Minimum Rank Error Training for Language Modeling
Meng-Sung Wu, Department of Computer Science and Information Engineering, National Cheng Kung University
Jen-Tzung Chien, Department of Computer Science and Information Engineering, National Cheng Kung University
Discriminative training techniques have been successfully developed for many pattern recognition applications. In speech recognition, discriminative training aims to minimize the metric of word error rate. However, in an information retrieval system, the best performance should be achieved by maximizing the average precision. In this paper, we construct the discriminative n-gram language model for information retrieval following the metric of minimum rank error (MRE) rather than the conventional metric of minimum classification error. In the optimization procedure, we maximize the average precision and estimate the language model towards attaining the smallest ranking loss. In the experiments on ad-hoc retrieval using TREC collections, the proposed MRE language model performs better than the maximum likelihood and the minimum classification error language models.
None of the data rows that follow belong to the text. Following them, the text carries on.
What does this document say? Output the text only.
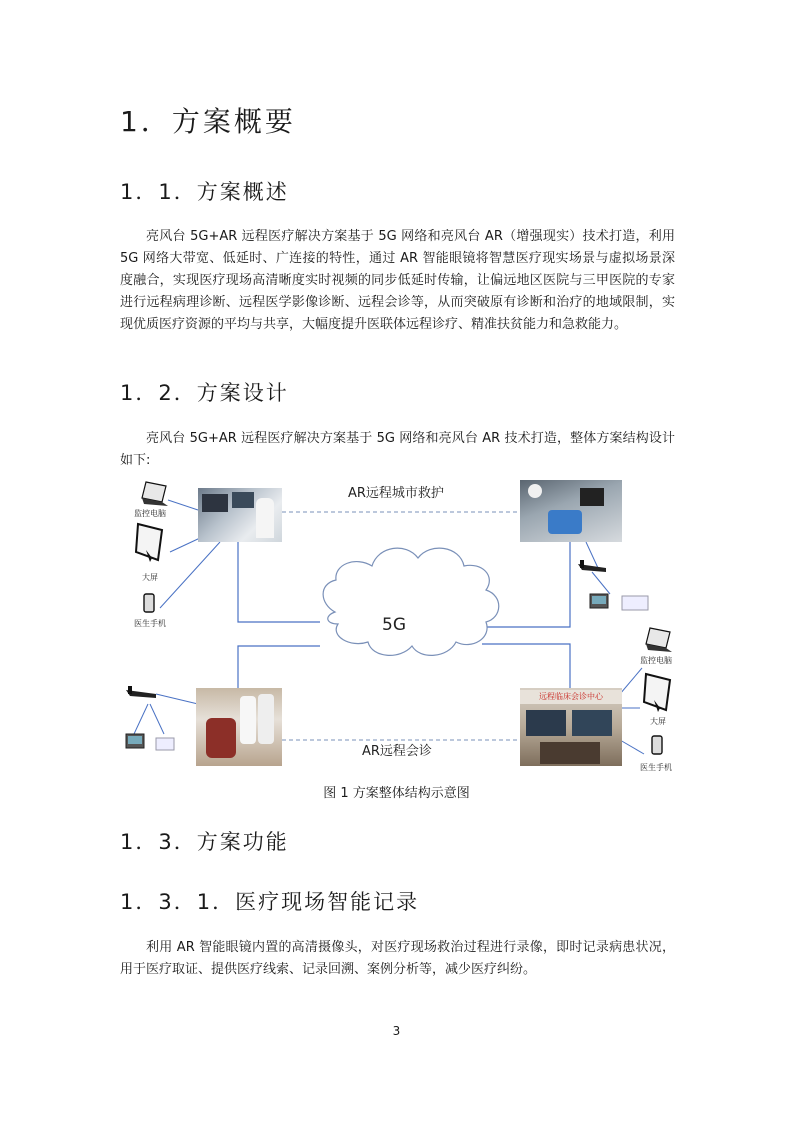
1．方案概要
1．1．方案概述

亮风台 5G+AR 远程医疗解决方案基于 5G 网络和亮风台 AR（增强现实）技术打造，利用 5G 网络大带宽、低延时、广连接的特性，通过 AR 智能眼镜将智慧医疗现实场景与虚拟场景深度融合，实现医疗现场高清晰度实时视频的同步低延时传输，让偏远地区医院与三甲医院的专家进行远程病理诊断、远程医学影像诊断、远程会诊等，从而突破原有诊断和治疗的地域限制，实现优质医疗资源的平均与共享，大幅度提升医联体远程诊疗、精准扶贫能力和急救能力。

1．2．方案设计

亮风台 5G+AR 远程医疗解决方案基于 5G 网络和亮风台 AR 技术打造，整体方案结构设计如下:

远程临床会诊中心
AR远程城市救护
AR远程会诊
5G
监控电脑
大屏
医生手机
监控电脑
大屏
医生手机
图 1 方案整体结构示意图
1．3．方案功能
1．3．1．医疗现场智能记录

利用 AR 智能眼镜内置的高清摄像头，对医疗现场救治过程进行录像，即时记录病患状况，用于医疗取证、提供医疗线索、记录回溯、案例分析等，减少医疗纠纷。

3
Integrating MAP, Marginals, and Unsupervised Language Model Adaptation
Wen Wang, SRI International
Andreas Stolcke, SRI International
We investigate the integration of various language model adaptation approaches for a cross-genre adaptation task to improve Mandarin ASR system performance on a recently introduced new genre, broadcast conversation (BC). Various language model adaptation strategies are investigated and their efficacies are evaluated based on ASR performance, including unsupervised language model adaptation from ASR transcripts and ways to integrate supervised Maximum A Posteriori (MAP) and marginal adaptation within the unsupervised adaptation framework. We found that by effectively combining these adaptation approaches, we can achieve as much as 1.3% absolute gain (6% relative) on the final recognition error rate in the BC genre.